Concentrations of free carnosine (a putative membrane-protective antioxidant) in human muscle biopsies and rat muscles.

Carnosine has possible functional effects on skeletal muscle contractility, along with membrane-protective, antioxidant effects. We determined tissue free carnosine concentrations in skeletal muscles from patients with neuromuscular diseases and in skeletal and heart muscles from rats of various ages. The effects of age, gender and diagnostic category on free carnosine levels in patients with neuromuscular diseases were analyzed by a stepwise multiple linear regression model. The age of the patients emerged as a significant negative predictor of carnosine concentrations (R=-0.40, P<0.05). Free carnosine concentrations in rat skeletal muscles also showed a significant negative correlation with the ages of the rats (male rats: R=-0.49, P<0.05; female rats: R=-0.56, P<0.05). Only the diagnostic category amyotrophic lateral sclerosis (ALS) emerged as a significant negative predictor compared to the control group in the stepwise regression model, this was confirmed by Wilcoxon Signed Rank Test (P<0.05). We conclude that the age-related decline in muscle mass, strength and function is associated with decreased tissue concentrations of the putative membrane-protective antioxidant carnosine. In addition we found decreased carnosine tissue concentrations in ALS. The reduction in carnosine content might be caused by progressive denervation processes.

Age effects on serum amino acids in endurance exercise at the aerobic/anaerobic threshold in patients with neuromuscular diseases.

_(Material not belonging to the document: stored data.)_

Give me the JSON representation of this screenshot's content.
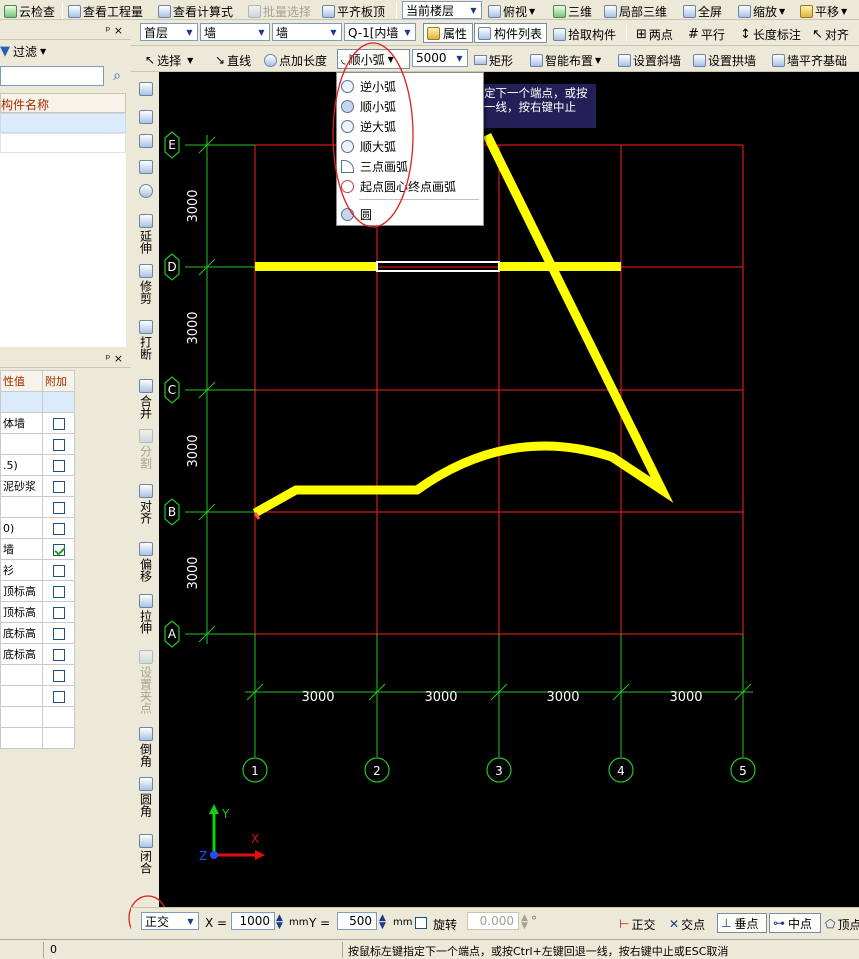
{
  "toolbar1": {
    "cloud_check": "云检查",
    "view_quantity": "查看工程量",
    "view_formula": "查看计算式",
    "batch_select": "批量选择",
    "flush_slab_top": "平齐板顶",
    "floor_combo": "当前楼层",
    "top_view": "俯视",
    "three_d": "三维",
    "local_3d": "局部三维",
    "fullscreen": "全屏",
    "zoom": "缩放",
    "pan": "平移"
  },
  "toolbar2": {
    "floor": "首层",
    "category": "墙",
    "subtype": "墙",
    "component": "Q-1[内墙",
    "properties": "属性",
    "component_list": "构件列表",
    "pick_component": "拾取构件",
    "two_points": "两点",
    "parallel": "平行",
    "length_dim": "长度标注",
    "align": "对齐"
  },
  "toolbar3": {
    "select": "选择",
    "line": "直线",
    "point_length": "点加长度",
    "arc_mode": "顺小弧",
    "radius": "5000",
    "rectangle": "矩形",
    "smart_layout": "智能布置",
    "set_slope_wall": "设置斜墙",
    "set_arch_wall": "设置拱墙",
    "flush_foundation": "墙平齐基础"
  },
  "arc_menu": {
    "items": [
      "逆小弧",
      "顺小弧",
      "逆大弧",
      "顺大弧",
      "三点画弧",
      "起点圆心终点画弧",
      "圆"
    ]
  },
  "tooltip": {
    "line1": "定下一个端点，或按",
    "line2": "一线，按右键中止"
  },
  "left_top_panel": {
    "pin": "ᵖ ×",
    "filter": "过滤",
    "column_header": "构件名称"
  },
  "left_bottom_panel": {
    "pin": "ᵖ ×",
    "col_value": "性值",
    "col_extra": "附加",
    "rows": [
      {
        "value": "",
        "checked": null
      },
      {
        "value": "体墙",
        "checked": false
      },
      {
        "value": "",
        "checked": false
      },
      {
        "value": ".5)",
        "checked": false
      },
      {
        "value": "泥砂浆",
        "checked": false
      },
      {
        "value": "",
        "checked": false
      },
      {
        "value": "0)",
        "checked": false
      },
      {
        "value": "墙",
        "checked": true
      },
      {
        "value": "衫",
        "checked": false
      },
      {
        "value": "顶标高",
        "checked": false
      },
      {
        "value": "顶标高",
        "checked": false
      },
      {
        "value": "底标高",
        "checked": false
      },
      {
        "value": "底标高",
        "checked": false
      },
      {
        "value": "",
        "checked": false
      },
      {
        "value": "",
        "checked": false
      },
      {
        "value": "",
        "checked": null
      },
      {
        "value": "",
        "checked": null
      }
    ]
  },
  "vertical_tools": [
    "延伸",
    "修剪",
    "打断",
    "合并",
    "分割",
    "对齐",
    "偏移",
    "拉伸",
    "设置夹点",
    "倒角",
    "圆角",
    "闭合"
  ],
  "drawing": {
    "row_axes": [
      "E",
      "D",
      "C",
      "B",
      "A"
    ],
    "col_axes": [
      "1",
      "2",
      "3",
      "4",
      "5"
    ],
    "row_spacing": [
      "3000",
      "3000",
      "3000",
      "3000"
    ],
    "col_spacing": [
      "3000",
      "3000",
      "3000",
      "3000"
    ],
    "ucs_x": "X",
    "ucs_y": "Y",
    "ucs_z": "Z"
  },
  "bottom_bar": {
    "ortho_mode": "正交",
    "x_label": "X =",
    "x_value": "1000",
    "x_unit": "mm",
    "y_label": "Y =",
    "y_value": "500",
    "y_unit": "mm",
    "rotate": "旋转",
    "rotate_value": "0.000",
    "degree": "°",
    "snap_ortho": "正交",
    "snap_intersect": "交点",
    "snap_perp": "垂点",
    "snap_mid": "中点",
    "snap_vertex": "顶点"
  },
  "status": {
    "left_value": "0",
    "message": "按鼠标左键指定下一个端点，或按Ctrl+左键回退一线，按右键中止或ESC取消"
  },
  "colors": {
    "grid_red": "#ff2020",
    "axis_green": "#25c425",
    "wall_yellow": "#ffff00",
    "annotation_red": "#e02020"
  }
}
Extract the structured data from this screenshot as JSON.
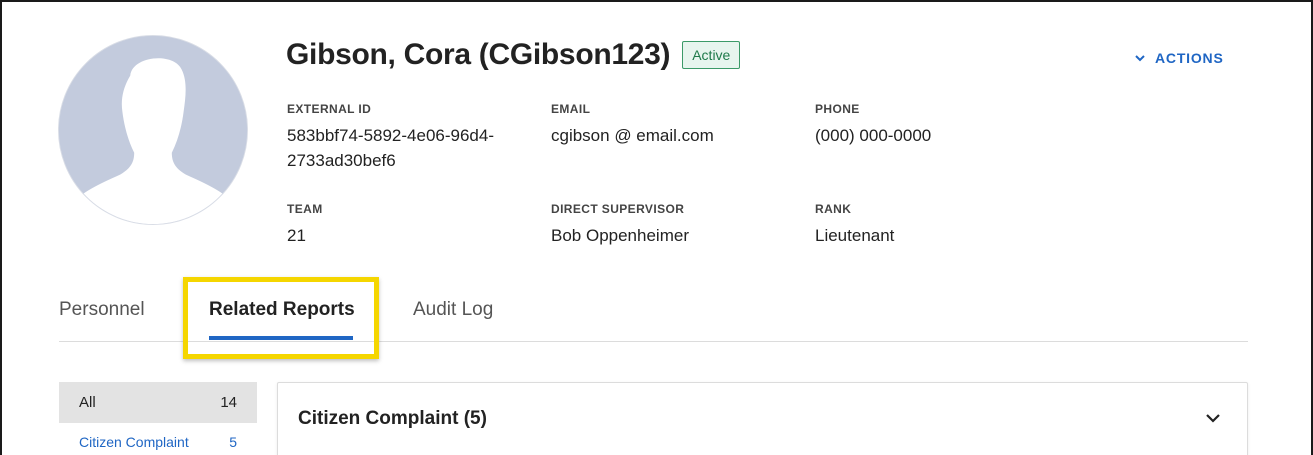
{
  "profile": {
    "name": "Gibson, Cora (CGibson123)",
    "status": "Active",
    "actions_label": "ACTIONS"
  },
  "fields": {
    "external_id": {
      "label": "EXTERNAL ID",
      "value": "583bbf74-5892-4e06-96d4-2733ad30bef6"
    },
    "email": {
      "label": "EMAIL",
      "value": "cgibson @ email.com"
    },
    "phone": {
      "label": "PHONE",
      "value": "(000) 000-0000"
    },
    "team": {
      "label": "TEAM",
      "value": "21"
    },
    "supervisor": {
      "label": "DIRECT SUPERVISOR",
      "value": "Bob Oppenheimer"
    },
    "rank": {
      "label": "RANK",
      "value": "Lieutenant"
    }
  },
  "tabs": [
    {
      "label": "Personnel"
    },
    {
      "label": "Related Reports",
      "active": true
    },
    {
      "label": "Audit Log"
    }
  ],
  "sidebar": {
    "items": [
      {
        "label": "All",
        "count": "14",
        "selected": true
      },
      {
        "label": "Citizen Complaint",
        "count": "5"
      }
    ]
  },
  "panel": {
    "title": "Citizen Complaint (5)"
  },
  "colors": {
    "accent": "#1f66c4",
    "highlight": "#f5d600",
    "status_green": "#1f7a4a",
    "avatar_bg": "#c3cbdd"
  },
  "icons": {
    "actions": "chevron-down-icon",
    "panel_toggle": "chevron-down-icon",
    "avatar": "person-silhouette-icon"
  }
}
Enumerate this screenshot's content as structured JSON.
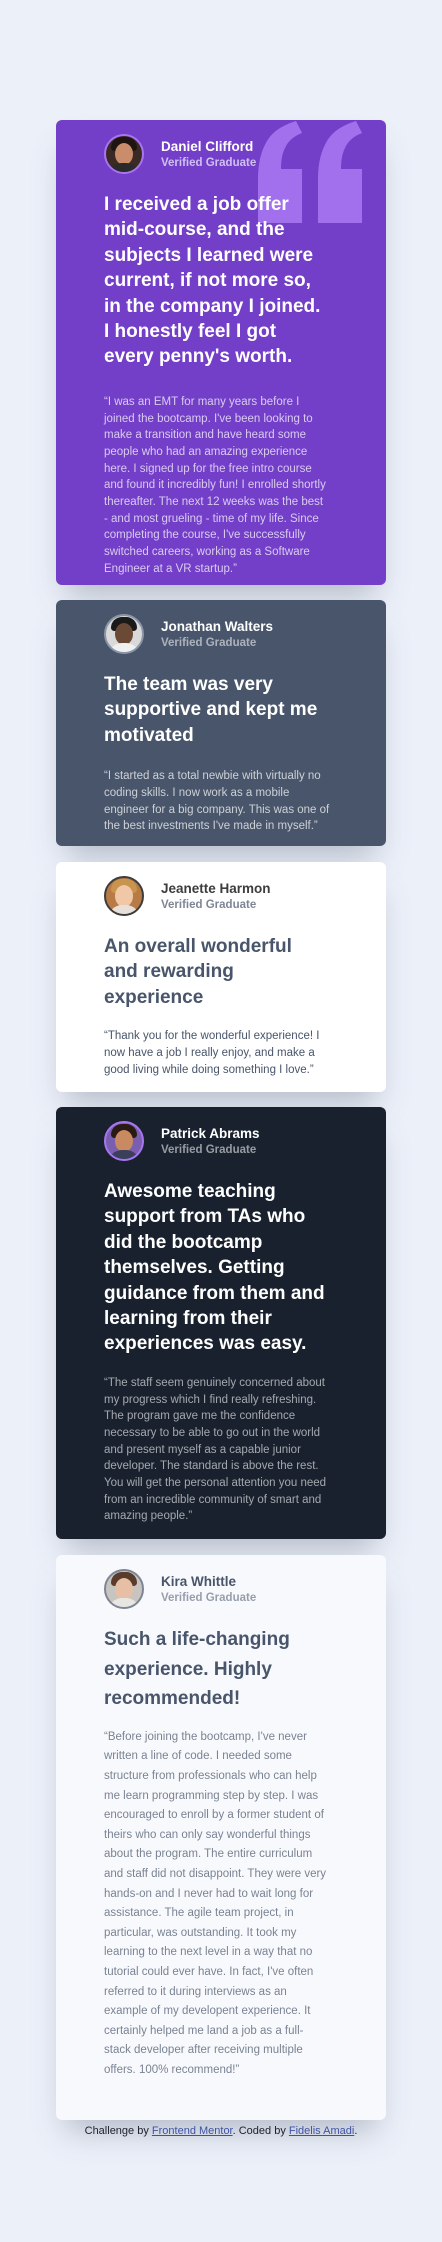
{
  "colors": {
    "page_bg": "#ecf0f9",
    "moderate_violet": "#733fc8",
    "grayish_blue": "#48556a",
    "white": "#ffffff",
    "dark_blackish_blue": "#19212e",
    "light_gray": "#f8f9fc",
    "avatar_border": "#a775f1"
  },
  "testimonials": [
    {
      "name": "Daniel Clifford",
      "role": "Verified Graduate",
      "avatar_icon": "avatar-daniel",
      "headline": "I received a job offer mid-course, and the subjects I learned were current, if not more so, in the company I joined. I honestly feel I got every penny's worth.",
      "quote": "“I was an EMT for many years before I joined the bootcamp. I've been looking to make a transition and have heard some people who had an amazing experience here. I signed up for the free intro course and found it incredibly fun! I enrolled shortly thereafter. The next 12 weeks was the best - and most grueling - time of my life. Since completing the course, I've successfully switched careers, working as a Software Engineer at a VR startup.”"
    },
    {
      "name": "Jonathan Walters",
      "role": "Verified Graduate",
      "avatar_icon": "avatar-jonathan",
      "headline": "The team was very supportive and kept me motivated",
      "quote": "“I started as a total newbie with virtually no coding skills. I now work as a mobile engineer for a big company. This was one of the best investments I've made in myself.”"
    },
    {
      "name": "Jeanette Harmon",
      "role": "Verified Graduate",
      "avatar_icon": "avatar-jeanette",
      "headline": "An overall wonderful and rewarding experience",
      "quote": "“Thank you for the wonderful experience! I now have a job I really enjoy, and make a good living while doing something I love.”"
    },
    {
      "name": "Patrick Abrams",
      "role": "Verified Graduate",
      "avatar_icon": "avatar-patrick",
      "headline": "Awesome teaching support from TAs who did the bootcamp themselves. Getting guidance from them and learning from their experiences was easy.",
      "quote": "“The staff seem genuinely concerned about my progress which I find really refreshing. The program gave me the confidence necessary to be able to go out in the world and present myself as a capable junior developer. The standard is above the rest. You will get the personal attention you need from an incredible community of smart and amazing people.”"
    },
    {
      "name": "Kira Whittle",
      "role": "Verified Graduate",
      "avatar_icon": "avatar-kira",
      "headline": "Such a life-changing experience. Highly recommended!",
      "quote": "“Before joining the bootcamp, I've never written a line of code. I needed some structure from professionals who can help me learn programming step by step. I was encouraged to enroll by a former student of theirs who can only say wonderful things about the program. The entire curriculum and staff did not disappoint. They were very hands-on and I never had to wait long for assistance. The agile team project, in particular, was outstanding. It took my learning to the next level in a way that no tutorial could ever have. In fact, I've often referred to it during interviews as an example of my developent experience. It certainly helped me land a job as a full-stack developer after receiving multiple offers. 100% recommend!”"
    }
  ],
  "attribution": {
    "prefix": "Challenge by ",
    "challenge_link": "Frontend Mentor",
    "middle": ". Coded by ",
    "author_link": "Fidelis Amadi",
    "suffix": "."
  }
}
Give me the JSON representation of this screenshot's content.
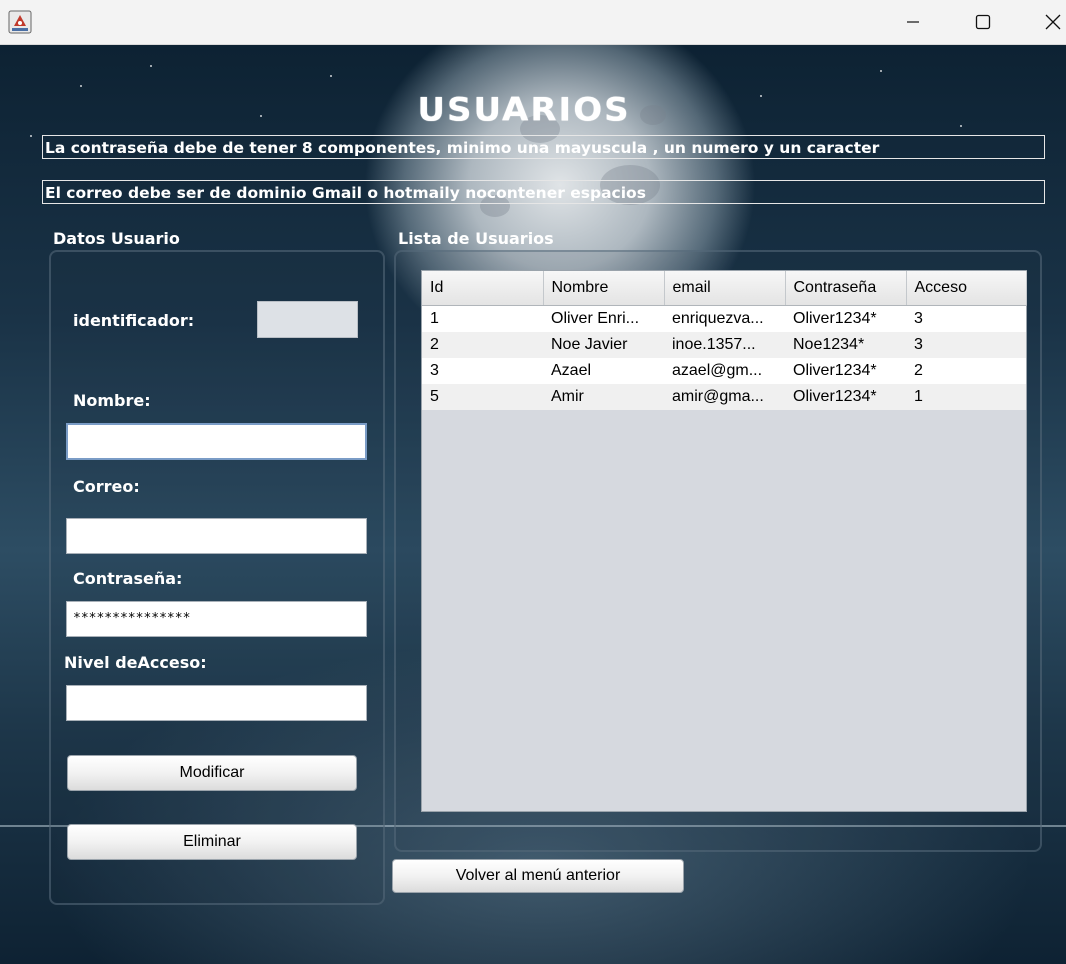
{
  "window": {
    "icon": "java-app-icon"
  },
  "heading": "USUARIOS",
  "notices": [
    "La contraseña debe de tener 8 componentes, minimo una mayuscula , un numero y un caracter",
    "El correo debe ser de dominio Gmail o hotmaily nocontener espacios"
  ],
  "form": {
    "section_label": "Datos Usuario",
    "id_label": "identificador:",
    "id_value": "",
    "name_label": "Nombre:",
    "name_value": "",
    "email_label": "Correo:",
    "email_value": "",
    "password_label": "Contraseña:",
    "password_value": "***************",
    "access_label": "Nivel deAcceso:",
    "access_value": "",
    "modify_button": "Modificar",
    "delete_button": "Eliminar"
  },
  "list": {
    "section_label": "Lista de Usuarios",
    "columns": [
      "Id",
      "Nombre",
      "email",
      "Contraseña",
      "Acceso"
    ],
    "rows": [
      [
        "1",
        "Oliver Enri...",
        "enriquezva...",
        "Oliver1234*",
        "3"
      ],
      [
        "2",
        "Noe Javier",
        "inoe.1357...",
        "Noe1234*",
        "3"
      ],
      [
        "3",
        "Azael",
        "azael@gm...",
        "Oliver1234*",
        "2"
      ],
      [
        "5",
        "Amir",
        "amir@gma...",
        "Oliver1234*",
        "1"
      ]
    ]
  },
  "back_button": "Volver al menú anterior"
}
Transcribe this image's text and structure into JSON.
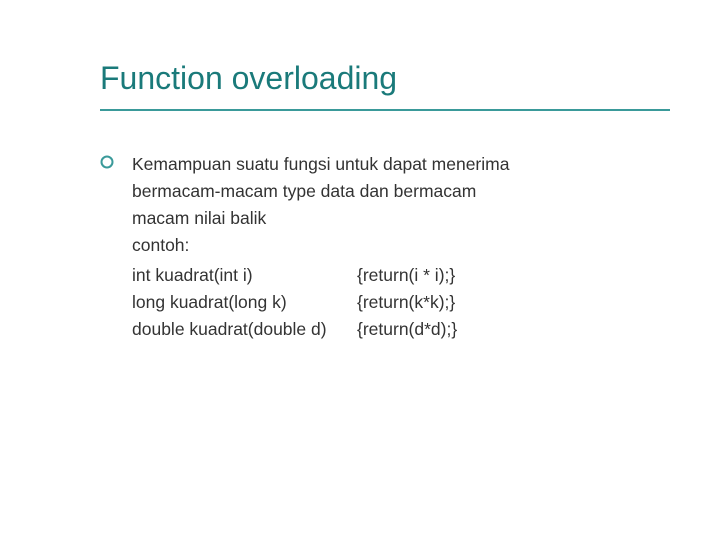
{
  "title": "Function overloading",
  "bullet": {
    "text_line1": "Kemampuan suatu fungsi untuk dapat menerima",
    "text_line2": "bermacam-macam type data dan bermacam",
    "text_line3": "macam nilai balik",
    "contoh": "contoh:",
    "code": [
      {
        "sig": "int kuadrat(int i)",
        "body": "{return(i * i);}"
      },
      {
        "sig": "long kuadrat(long k)",
        "body": "{return(k*k);}"
      },
      {
        "sig": "double kuadrat(double d)",
        "body": "{return(d*d);}"
      }
    ]
  },
  "colors": {
    "accent": "#1a7a7a",
    "underline": "#3a9a9a"
  }
}
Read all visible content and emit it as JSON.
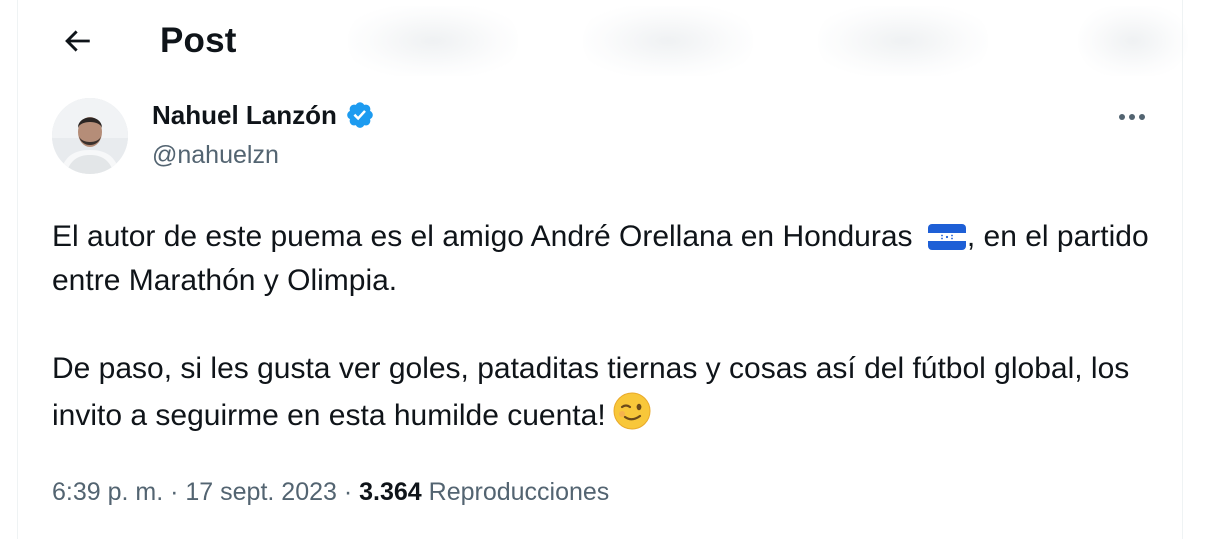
{
  "header": {
    "title": "Post",
    "back_icon": "arrow-left-icon"
  },
  "author": {
    "name": "Nahuel Lanzón",
    "handle": "@nahuelzn",
    "verified": true,
    "verified_icon": "verified-badge-icon",
    "verified_color": "#1d9bf0"
  },
  "post": {
    "paragraph_1_before_flag": "El autor de este puema es el amigo André Orellana en Honduras",
    "paragraph_1_after_flag": ", en el partido entre Marathón y Olimpia.",
    "flag_icon": "honduras-flag-icon",
    "paragraph_2": "De paso, si les gusta ver goles, pataditas tiernas y cosas así del fútbol global, los invito a seguirme en esta humilde cuenta!",
    "emoji_icon": "winking-face-icon"
  },
  "meta": {
    "time": "6:39 p. m.",
    "separator": " · ",
    "date": "17 sept. 2023",
    "views_count": "3.364",
    "views_label": "Reproducciones"
  },
  "colors": {
    "text_primary": "#0f1419",
    "text_secondary": "#536471",
    "accent": "#1d9bf0",
    "border": "#eff3f4"
  }
}
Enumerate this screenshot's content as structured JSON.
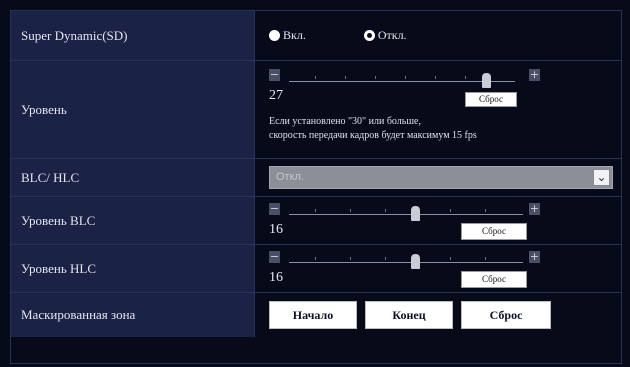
{
  "rows": {
    "super_dynamic": {
      "label": "Super Dynamic(SD)",
      "options": [
        "Вкл.",
        "Откл."
      ],
      "selected": "Откл."
    },
    "level": {
      "label": "Уровень",
      "value": "27",
      "minus": "−",
      "plus": "+",
      "reset": "Сброс",
      "note_line1": "Если установлено \"30\" или больше,",
      "note_line2": "скорость передачи кадров будет максимум 15 fps"
    },
    "blc_hlc": {
      "label": "BLC/ HLC",
      "selected_value": "Откл.",
      "arrow": "⌄"
    },
    "blc_level": {
      "label": "Уровень BLC",
      "value": "16",
      "minus": "−",
      "plus": "+",
      "reset": "Сброс"
    },
    "hlc_level": {
      "label": "Уровень HLC",
      "value": "16",
      "minus": "−",
      "plus": "+",
      "reset": "Сброс"
    },
    "mask_area": {
      "label": "Маскированная зона",
      "start": "Начало",
      "end": "Конец",
      "reset": "Сброс"
    }
  },
  "colors": {
    "label_bg": "#1a2245",
    "value_bg": "#070a18",
    "border": "#2a3158"
  }
}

We have measured concentrations of 26 serum amino acids in 46 subjects (aged 17-75 years), with the following neurological diseases: amyotrophic lateral sclerosis, n=7; peripheral neuropathy, n=5; muscular dystrophy, n=7; mitochondriopathy, n=3; metabolic myopathy (others), n=2; inflammatory myopathy, n=4; mononeuropathy, n=3; controls (patients with symptoms suggesting neuromuscular system dysfunction without objective evidence of neuromuscular disease), n=15, before and after prolonged muscular effort. Tests were done on a bicycle ergometer at the individual aerobic/anaerobic threshold determined for each subject in preliminary tests. Using a stepwise multiple linear regression model, age emerged as a significant negative predictor (P<0.05) of the post/before ratio of the levels of five amino acids. We conclude that an increase in recovery time and a reduction in training capacity with aging could be linked to these changes. The cause is assumed to be principally a reduction in glycogen storage in muscle with increasing age; this situation could possibly be improved by consumption of carbohydrate before or during exercise, or also during rehabilitation exercise or training in neuromuscular or other diseases.

Tissue concentrations of nerve growth factor in aging rat heart and skeletal muscle.

In order to examine the association between adult nerve growth factor (NGF) levels and age-related changes in skeletal and heart muscle mass, we determined NGF concentrations in both tissues. NGF concentrations in rat heart muscle were significantly higher than those in skeletal muscle. NGF concentrations in heart muscle had a significant positive correlation with heart muscle wet weight. A causal association may exist between age-related changes in adult heart muscle mass and tissue NGF levels (in contrast to skeletal muscle). Among the potential clinical implications for skeletal muscle, it appears that age-related delay or deterioration in regeneration processes in neuromuscular diseases, or age-related decline in skeletal muscle mass, are not caused by reduced tissue NGF concentrations.